New cell-based system may help speed treatment discovery
The method may allow large-scale screening of potential medicines for ALS
A newly developed cell-based system, made of nerve cells connected to muscle fibers, may allow the rapid, large-scale screening of potential medicines for neuromuscular conditions, such as amyotrophic lateral sclerosis (ALS).
Applied automated imaging methods, which are responsive to the new system, can be used to visualize and measure various features of nerve-muscle function and responses to experimental therapeutics.
“Our findings show that this culture system is a promising platform to study neuromuscular diseases and may be suitable to screen potential therapeutics that preserve and restore nerve-muscle connectivity,” Ivo Lieberam, PhD, study-lead author at King’s College London, in the U.K., said in a press release.
Details of the new cell-based system were published in the journal Biofabrication, in the study, “A scalable human iPSC-based neuromuscular disease model on suspended biobased elastomer nanofiber scaffolds.”

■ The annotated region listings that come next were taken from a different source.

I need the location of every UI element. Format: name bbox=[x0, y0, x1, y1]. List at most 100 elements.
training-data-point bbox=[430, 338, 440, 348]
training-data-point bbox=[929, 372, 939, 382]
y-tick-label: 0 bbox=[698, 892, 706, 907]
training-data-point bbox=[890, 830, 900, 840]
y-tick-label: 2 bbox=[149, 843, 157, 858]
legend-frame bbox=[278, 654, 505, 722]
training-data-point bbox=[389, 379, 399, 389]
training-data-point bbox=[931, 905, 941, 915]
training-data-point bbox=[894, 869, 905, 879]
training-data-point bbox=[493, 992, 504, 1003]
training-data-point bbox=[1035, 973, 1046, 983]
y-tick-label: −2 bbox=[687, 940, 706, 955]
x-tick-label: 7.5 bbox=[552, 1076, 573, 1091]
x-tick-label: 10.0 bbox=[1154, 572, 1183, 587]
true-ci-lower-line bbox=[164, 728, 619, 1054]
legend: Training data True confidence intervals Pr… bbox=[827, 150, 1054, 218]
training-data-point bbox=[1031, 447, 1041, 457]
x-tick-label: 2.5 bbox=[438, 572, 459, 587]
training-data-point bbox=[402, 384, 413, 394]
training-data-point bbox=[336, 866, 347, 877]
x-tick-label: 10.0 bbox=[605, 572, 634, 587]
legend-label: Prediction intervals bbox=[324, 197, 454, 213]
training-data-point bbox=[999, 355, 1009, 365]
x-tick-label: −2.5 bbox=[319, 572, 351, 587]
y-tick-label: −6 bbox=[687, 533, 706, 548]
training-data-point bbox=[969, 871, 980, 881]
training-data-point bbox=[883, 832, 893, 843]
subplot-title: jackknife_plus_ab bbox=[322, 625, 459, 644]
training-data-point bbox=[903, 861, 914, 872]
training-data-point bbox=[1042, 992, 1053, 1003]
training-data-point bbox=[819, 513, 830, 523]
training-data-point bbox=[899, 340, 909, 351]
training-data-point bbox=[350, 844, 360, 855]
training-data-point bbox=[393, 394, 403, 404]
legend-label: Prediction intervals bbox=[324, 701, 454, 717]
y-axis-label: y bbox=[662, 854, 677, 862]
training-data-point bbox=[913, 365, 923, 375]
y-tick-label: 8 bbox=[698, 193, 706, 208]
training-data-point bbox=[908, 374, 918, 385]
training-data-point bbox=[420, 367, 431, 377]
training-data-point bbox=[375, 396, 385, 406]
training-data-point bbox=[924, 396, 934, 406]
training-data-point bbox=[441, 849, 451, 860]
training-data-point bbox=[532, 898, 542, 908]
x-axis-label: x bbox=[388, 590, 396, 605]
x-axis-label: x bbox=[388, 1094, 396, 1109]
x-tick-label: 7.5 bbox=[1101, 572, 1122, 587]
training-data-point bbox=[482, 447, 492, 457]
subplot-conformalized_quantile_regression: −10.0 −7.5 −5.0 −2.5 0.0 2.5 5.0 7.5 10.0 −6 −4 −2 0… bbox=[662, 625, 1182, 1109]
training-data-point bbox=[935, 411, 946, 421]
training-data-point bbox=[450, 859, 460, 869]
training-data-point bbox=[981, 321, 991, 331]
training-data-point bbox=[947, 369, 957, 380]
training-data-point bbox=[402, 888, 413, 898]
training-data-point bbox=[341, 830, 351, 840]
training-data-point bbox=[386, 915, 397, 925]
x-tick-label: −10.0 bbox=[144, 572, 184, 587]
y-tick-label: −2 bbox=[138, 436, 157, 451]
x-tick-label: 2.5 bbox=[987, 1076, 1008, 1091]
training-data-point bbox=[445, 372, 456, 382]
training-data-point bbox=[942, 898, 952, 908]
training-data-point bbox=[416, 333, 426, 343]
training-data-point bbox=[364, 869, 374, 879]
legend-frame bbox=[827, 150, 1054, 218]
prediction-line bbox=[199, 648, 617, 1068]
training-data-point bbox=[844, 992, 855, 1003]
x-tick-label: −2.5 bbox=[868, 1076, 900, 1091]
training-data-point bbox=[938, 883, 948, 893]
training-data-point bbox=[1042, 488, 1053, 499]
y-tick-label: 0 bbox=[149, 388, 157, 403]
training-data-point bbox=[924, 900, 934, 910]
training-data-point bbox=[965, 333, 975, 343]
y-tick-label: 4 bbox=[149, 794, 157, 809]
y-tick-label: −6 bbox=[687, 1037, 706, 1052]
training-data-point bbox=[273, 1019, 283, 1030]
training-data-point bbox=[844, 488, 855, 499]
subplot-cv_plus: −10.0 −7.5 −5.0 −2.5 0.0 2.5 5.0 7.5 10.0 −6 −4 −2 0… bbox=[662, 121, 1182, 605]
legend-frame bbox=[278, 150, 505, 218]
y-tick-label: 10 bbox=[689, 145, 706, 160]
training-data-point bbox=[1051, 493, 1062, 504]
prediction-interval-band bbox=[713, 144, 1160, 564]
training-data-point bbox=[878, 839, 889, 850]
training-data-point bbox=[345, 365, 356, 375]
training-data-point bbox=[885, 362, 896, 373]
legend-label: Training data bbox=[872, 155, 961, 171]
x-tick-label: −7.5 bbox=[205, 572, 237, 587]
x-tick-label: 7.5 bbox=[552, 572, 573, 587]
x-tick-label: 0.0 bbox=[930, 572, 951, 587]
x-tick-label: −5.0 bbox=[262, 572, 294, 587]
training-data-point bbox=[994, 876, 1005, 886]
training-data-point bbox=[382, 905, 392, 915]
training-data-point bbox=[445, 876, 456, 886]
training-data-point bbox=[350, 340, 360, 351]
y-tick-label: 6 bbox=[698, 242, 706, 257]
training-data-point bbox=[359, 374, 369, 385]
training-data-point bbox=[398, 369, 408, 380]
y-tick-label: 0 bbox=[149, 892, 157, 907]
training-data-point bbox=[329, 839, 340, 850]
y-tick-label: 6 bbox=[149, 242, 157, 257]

Neuromuscular diseases represent a diverse class of disorders marked by impaired communication between nerves and muscles. ALS, in particular, is characterized by the progressive loss of nerve cells called motor neurons, which extend from the brain and spinal cord to the muscles they control.
Preserving the communication between nerves and muscles in neuromuscular diseases is a major focus of therapeutic research. As such, model systems that mimic many of the features of these disorders are needed to speed the discovery and development of new therapies to slow, halt, or reverse disease progression.
Cell-based systems are used commonly in the early stages of drug development, especially those amenable to large-scale, automated screening methods that can rapidly test thousands of potential medicines. Molecules that modify disease processes in cells then are tested in more complex systems like animal models before advancing to human patients.
So far, however, systems developed to assess nerve-muscle health, which grow nerve and muscle cells together, are limited to small-scale experiments.
First scalable human neuromuscular disease model
Researchers at King’s College London, in collaboration with scientists at University College London, now have developed the first scalable human neuromuscular disease model.
The team started with small plastic plates (about three by five inches) commonly used in automated systems containing 96 wells (tiny liquid containers), one for each experiment. Specialized stretchable fibers called elastomer nanofibers were added to each well to provide a flexible base to grow cells.
Human-derived muscle cells were seeded onto the elastomer nanofibers and stimulated to form aligned muscle fibers (myofibers). Then, seeded on top of muscle fibers, were human-derived motor neurons, modified to be activated by light, and nerve-supporting astrocyte cells.
After two weeks of culture, the motor neurons and muscle fibers had formed functional neuromuscular junctions, which are specialized regions where cells communicate. In fact, when motor neurons were activated with light, there were robust myofiber contractions. Blocking the signaling between these cells prevented muscle contraction following motor neuron activation.
Researchers then created cultures using motor neurons derived from a patient harboring an ALS-associated TDP-43 mutation. According to researchers, this was “a key step toward making this platform a high-throughput tool for neuromuscular disease modelling and drug discovery.”
Muscle fiber contractions in cultures containing ALS motor neurons were reduced significantly compared with both motor neurons derived from healthy controls and ALS motor neurons where the mutation had been corrected using gene-editing methods. Corrected cells showed significantly stronger contractions than healthy controls.
Researchers also showed they could partially restore the contractility of muscle fibers in mutant ALS cultures by exposing cells to necrostatin-1, a compound that blocks an enzyme whose over-activation is associated with nerve cell death. Also, the weaker contractions seen with ALS motor neurons were improved significantly with necrostatin-1 treatment.
Pursuing potential treatments for ALS
Using the automated imaging technique, cultures containing ALS motor neurons showed decreased growth of nerve fibers (axons) and fewer neuromuscular junctions. These features also were partially restored by necrostatin-1 treatment in a dose-dependent manner.
“Taken together, these results highlight the utility of this scalable neuromuscular co-culture platform for modelling neuromuscular disease phenotypes [characteristics] and screening for therapeutic compounds,” the team wrote.
“We envisage that this [system] will pave the way for future cost-effective and rapid small molecule and gene therapy screens aimed at developing new treatments for neuromuscular diseases,” they concluded.